Seriously. I’m perfectly sober and I’m not using it as some sort of wry or ironic joke. I really do think that Tom Green has got it figured out. Yeah, the same guy who used to do unspeakable things on MTV before the ADD target market moved on to something else. He’s now found a niche market, and is serving it perfectly on the medium it has grown up on. But I think he’s really taking it a huge step farther than with what audio and video podcasts have previously done. He’s doing it live, and he’s happy to take live calls. The show itself is sort of a mix of his old material and a classic Carson era talk show, but the content itself is pretty much irrelevant in this context. He stays relevant to his audience, and that’s all that really matters. Although he is expanding that audience, which definitely doesn’t hurt. The opportunity to do whatever he wants, as well as to engage the audience is a concept that isn’t entirely new. But I can’t recall a scenario in which it has been executed so well. Others have taken notice as well. Even Leo Laporte of TWiT has taken notice and has even admitted that he wants to take the next step of his network in the same direction. And also, the tools are cheap enough that many will able to do this if they’d like. I admit I’m tempted to try something like this for Dirrty Apple.

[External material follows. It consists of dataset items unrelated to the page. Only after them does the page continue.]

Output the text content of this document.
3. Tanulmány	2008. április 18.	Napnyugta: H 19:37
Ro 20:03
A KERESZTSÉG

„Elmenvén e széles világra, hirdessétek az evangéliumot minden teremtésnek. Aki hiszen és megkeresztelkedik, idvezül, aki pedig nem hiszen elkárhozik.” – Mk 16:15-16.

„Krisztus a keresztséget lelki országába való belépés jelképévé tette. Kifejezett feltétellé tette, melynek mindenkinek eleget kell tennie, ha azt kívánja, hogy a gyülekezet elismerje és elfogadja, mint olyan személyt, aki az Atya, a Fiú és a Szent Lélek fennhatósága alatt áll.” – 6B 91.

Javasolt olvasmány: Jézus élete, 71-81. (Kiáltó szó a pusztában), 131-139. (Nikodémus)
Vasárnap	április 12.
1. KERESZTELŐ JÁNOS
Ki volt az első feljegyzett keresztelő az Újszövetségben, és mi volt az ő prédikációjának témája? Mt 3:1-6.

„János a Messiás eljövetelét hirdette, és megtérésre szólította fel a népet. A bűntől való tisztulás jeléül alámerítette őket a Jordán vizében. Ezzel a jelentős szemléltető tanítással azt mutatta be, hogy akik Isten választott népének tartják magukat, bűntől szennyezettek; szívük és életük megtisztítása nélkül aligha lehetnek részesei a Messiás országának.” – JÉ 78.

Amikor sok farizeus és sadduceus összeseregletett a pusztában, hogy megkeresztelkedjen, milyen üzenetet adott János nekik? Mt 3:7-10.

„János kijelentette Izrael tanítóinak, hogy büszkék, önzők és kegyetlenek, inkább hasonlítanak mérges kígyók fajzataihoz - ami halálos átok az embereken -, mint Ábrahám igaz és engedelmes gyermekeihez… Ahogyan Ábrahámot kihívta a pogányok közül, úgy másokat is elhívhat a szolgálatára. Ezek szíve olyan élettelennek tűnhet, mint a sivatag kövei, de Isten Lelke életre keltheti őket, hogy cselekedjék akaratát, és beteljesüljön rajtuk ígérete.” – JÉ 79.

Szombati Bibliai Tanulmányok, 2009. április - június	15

While there may be an oversaturation for some time once the idea of the live internet takes off, I can’t imagine that the best won’t rise to the top after a short time, much like it did with podcasting.
However, there’s one last hurdle to cross. It’s a big one, and once it’s passed, I think it may be the beginning of the end for traditional outlets. How in the world can you make this possible on screens other than your computer? Once you can watch this stuff in standard or even HD resolution on your living room screen, it’s pretty much over. But there’s just not a mainstream solution at this point. Devices such as Apple TV are a good step, but we’re just not there yet.But when we do, watch out. You may not pay a cable or satellite bill again after that point.